Frank sollevò un sopracciglio. «Buona annata?»
Zorn annuì con un sorriso stanco. «Agrume delicato. Persistenza notevole. Non sorprende che valga un furto.»
Camille non si mosse. «Dottore, è seduto su prove di reato.»
«Sì,» rispose lui, come fosse la cosa più naturale del mondo. «Ma la vita è breve, Commissario. E certi piaceri non tornano.»
Goodwether fece un passo avanti. «Si alzi.»
Zorn sospirò profondamente, come se interrompere la degustazione fosse il vero crimine della serata. «Vedo che non posso più negare nulla. Ma ricordatevi una cosa: non tutto è così semplice come sembra. Bene e male… a volte condividono il pianerottolo.»
Frank avanzò lento. «E Peter Fairman?»
Un’ombra attraversò gli occhi di Zorn. «Uomo curioso. Troppo curioso. E troppo onesto per tacere.»
L’assalto di Rudy Krampus
Prima che potesse aggiungere altro, un rumore si levò dal fondo buio del deposito.
Un passo pesante. Un respiro affannoso.
Dall’ombra emerse la sagoma massiccia di Rudy Krampus, enorme, sbilanciato, gli occhi lucidi di adrenalina. «Zorn! Ma cosa fai? Dovevi aspettare me!»
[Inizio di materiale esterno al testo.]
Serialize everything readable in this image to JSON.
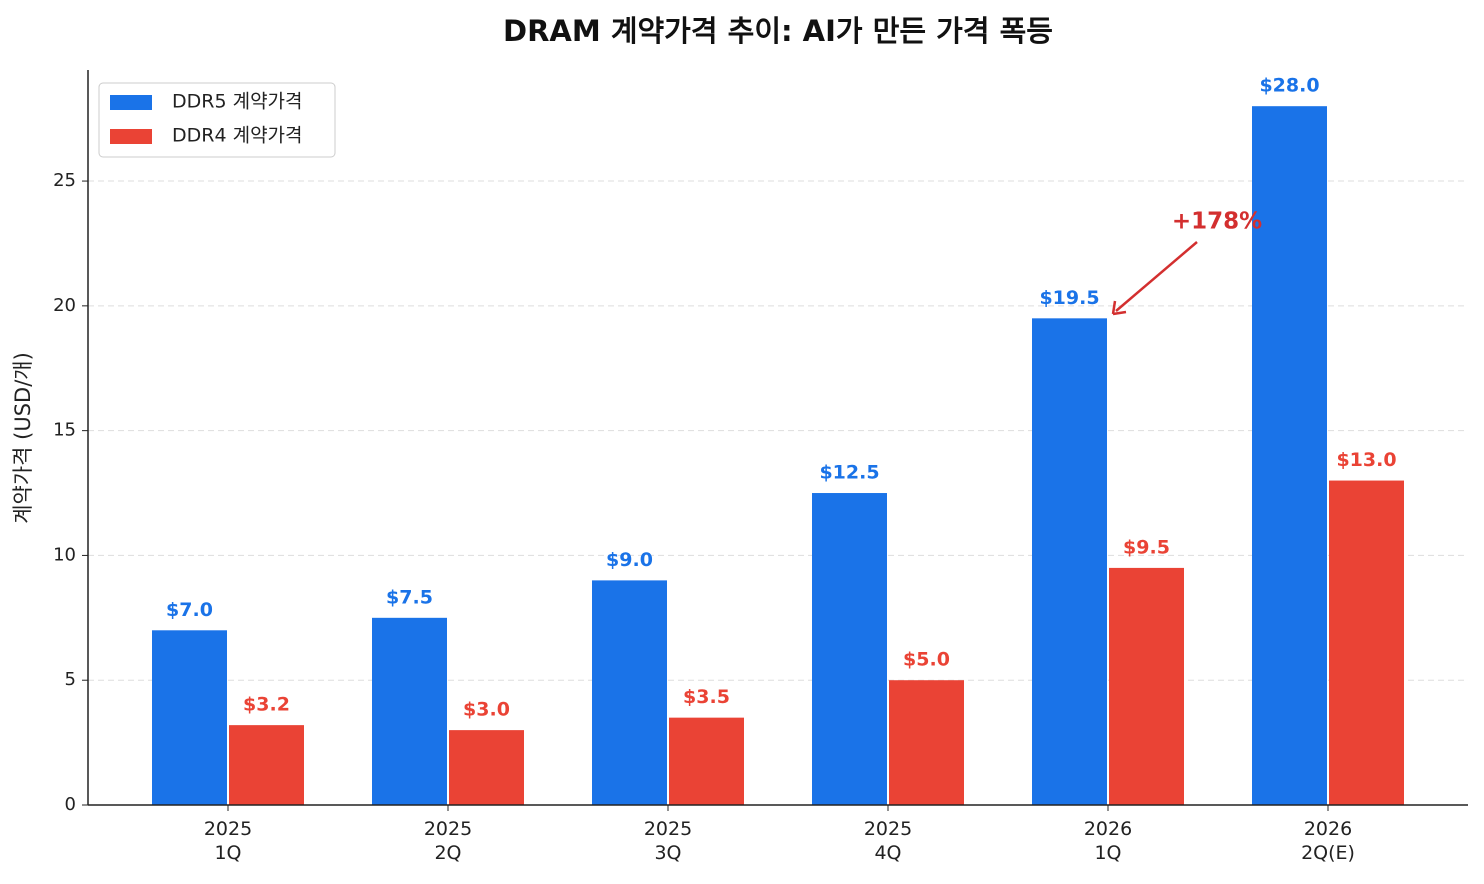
{
  "chart_data": {
    "type": "bar",
    "title": "DRAM 계약가격 추이: AI가 만든 가격 폭등",
    "y_label": "계약가격 (USD/개)",
    "categories": [
      "2025\n1Q",
      "2025\n2Q",
      "2025\n3Q",
      "2025\n4Q",
      "2026\n1Q",
      "2026\n2Q(E)"
    ],
    "series": [
      {
        "name": "DDR5 계약가격",
        "color": "#1a73e8",
        "values": [
          7.0,
          7.5,
          9.0,
          12.5,
          19.5,
          28.0
        ],
        "value_labels": [
          "$7.0",
          "$7.5",
          "$9.0",
          "$12.5",
          "$19.5",
          "$28.0"
        ]
      },
      {
        "name": "DDR4 계약가격",
        "color": "#ea4335",
        "values": [
          3.2,
          3.0,
          3.5,
          5.0,
          9.5,
          13.0
        ],
        "value_labels": [
          "$3.2",
          "$3.0",
          "$3.5",
          "$5.0",
          "$9.5",
          "$13.0"
        ]
      }
    ],
    "annotation": {
      "text": "+178%",
      "color": "#d32f2f"
    },
    "ylim": [
      0,
      29.45
    ],
    "yticks": [
      0,
      5,
      10,
      15,
      20,
      25
    ],
    "grid": true,
    "legend": "upper left"
  }
}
Camille estrasse la pistola in un gesto pulito.
Goodwether scattò in avanti.
Selene si spostò di lato, macchina fotografica pronta.
Krampus si lanciò, ma Frank lo intercettò con un calcio tipo kung fu al ginocchio malandato.
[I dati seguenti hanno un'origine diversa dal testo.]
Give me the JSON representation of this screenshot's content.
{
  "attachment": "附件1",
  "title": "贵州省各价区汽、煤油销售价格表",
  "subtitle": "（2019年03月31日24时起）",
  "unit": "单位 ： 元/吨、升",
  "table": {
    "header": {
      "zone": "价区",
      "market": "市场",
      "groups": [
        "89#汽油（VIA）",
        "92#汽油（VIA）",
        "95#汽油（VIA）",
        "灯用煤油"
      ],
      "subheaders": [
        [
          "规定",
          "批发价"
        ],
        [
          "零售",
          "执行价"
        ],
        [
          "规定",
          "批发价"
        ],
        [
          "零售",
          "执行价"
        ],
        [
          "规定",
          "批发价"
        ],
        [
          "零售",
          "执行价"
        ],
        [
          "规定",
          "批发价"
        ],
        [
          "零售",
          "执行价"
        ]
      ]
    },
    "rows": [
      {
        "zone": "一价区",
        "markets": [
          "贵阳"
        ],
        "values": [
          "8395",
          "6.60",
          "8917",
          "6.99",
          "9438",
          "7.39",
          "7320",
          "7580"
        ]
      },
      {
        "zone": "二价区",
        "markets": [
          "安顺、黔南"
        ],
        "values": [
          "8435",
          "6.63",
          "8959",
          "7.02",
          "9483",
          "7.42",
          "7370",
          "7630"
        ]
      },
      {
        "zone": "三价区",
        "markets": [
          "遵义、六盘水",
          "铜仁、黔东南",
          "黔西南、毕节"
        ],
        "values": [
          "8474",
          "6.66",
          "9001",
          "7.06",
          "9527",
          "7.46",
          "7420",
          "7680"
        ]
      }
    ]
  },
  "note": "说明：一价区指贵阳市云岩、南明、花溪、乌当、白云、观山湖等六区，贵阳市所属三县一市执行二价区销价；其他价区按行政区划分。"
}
Il crollo fu immediato, come una porta che si abbatte sotto il proprio peso.
Arresti sotto la neve
Camille e Goodwether gli furono addosso in un istante, ammanettandolo con gesti rapidi e sicuri.
Frank si voltò verso Zorn, ancora seduto sulla cassa, il cioccolato in mano.
«Vuole arrendersi con un minimo di dignità?» chiese.
Zorn posò lentamente il pezzo di cioccolato, pulì le dita con una compostezza quasi aristocratica. «Ma certo. Non vorrei compromettere ulteriormente il mio palato.»
Camille scosse la testa. «Arrestatelo.»
Fu tutto.
La neve, fuori, continuava a cadere lenta sugli alberi neri dei Giardini Reali, cancellando ogni traccia.
Il caso, ormai, aveva un colpevole… e un complice che sapeva scegliere il momento giusto.
E il cioccolato migliore.
EPILOGO – Neve, luci e un ultimo zabaione
Il Guardians Café era un rifugio contro l’inverno ostinato che stringeva Torino. La neve continuava a cadere lenta sui portici di via Po, mentre dal locale filtrava una luce gialla che sembrava respingere il gelo come una barriera gentile.
Dentro, il profumo di zabaione e caffè tostato avvolgeva chiunque entrasse.
Meryl Gherard muoveva tazze e piattini con la naturalezza di chi conosce ogni angolo del proprio regno.
Frank Marlowzkj era tornato al suo tavolo, cappello appoggiato di lato, il bastone vicino alla sedia come un vecchio compagno di viaggio. Sembrava più stanco che soddisfatto, ma in quegli anni ’50 dove nulla era semplice, la stanchezza era già una forma di vittoria.
Poco alla volta, gli altri arrivarono.
Il Commissario Camille Tate fu la prima: scosse la neve dalla giacca con un gesto rapido, lo sguardo ancora vigile, come se la città non smettesse mai di nascondere ombre.
«È finita,» disse soltanto. Ma il modo in cui si sedette fece capire che un peso se n’era andato.
Poi arrivò Ross Baxter, più pallido che tranquillo, ancora incredulo di essere uscito da quella storia.
Cecily Breeze, impeccabile anche dopo una notte insonne, si accomodò vicino a lui con un sorriso discreto.
Patrick Goodwether entrò chiudendo la porta dietro di sé con una spinta robusta — di quelle che non lasciano spazio alle correnti d’aria — mentre Selene Curtis gli si sedette accanto, appoggiando la borsa dei rilievi a terra con un sospiro.

David Santon, il custode dei segreti del laboratorio di medicina legale della città, come sempre silenzioso, li raggiunse senza far rumore.
Francis Piard arrivò per ultimo, ancora con l’odore di officina addosso, e si sedette vicino alla porta, come chi è abituato ad avere sempre una via d’uscita.
Poco dopo entrò anche Sarah Sablin, senza cappotto, come se il freddo non l’avesse mai davvero toccata.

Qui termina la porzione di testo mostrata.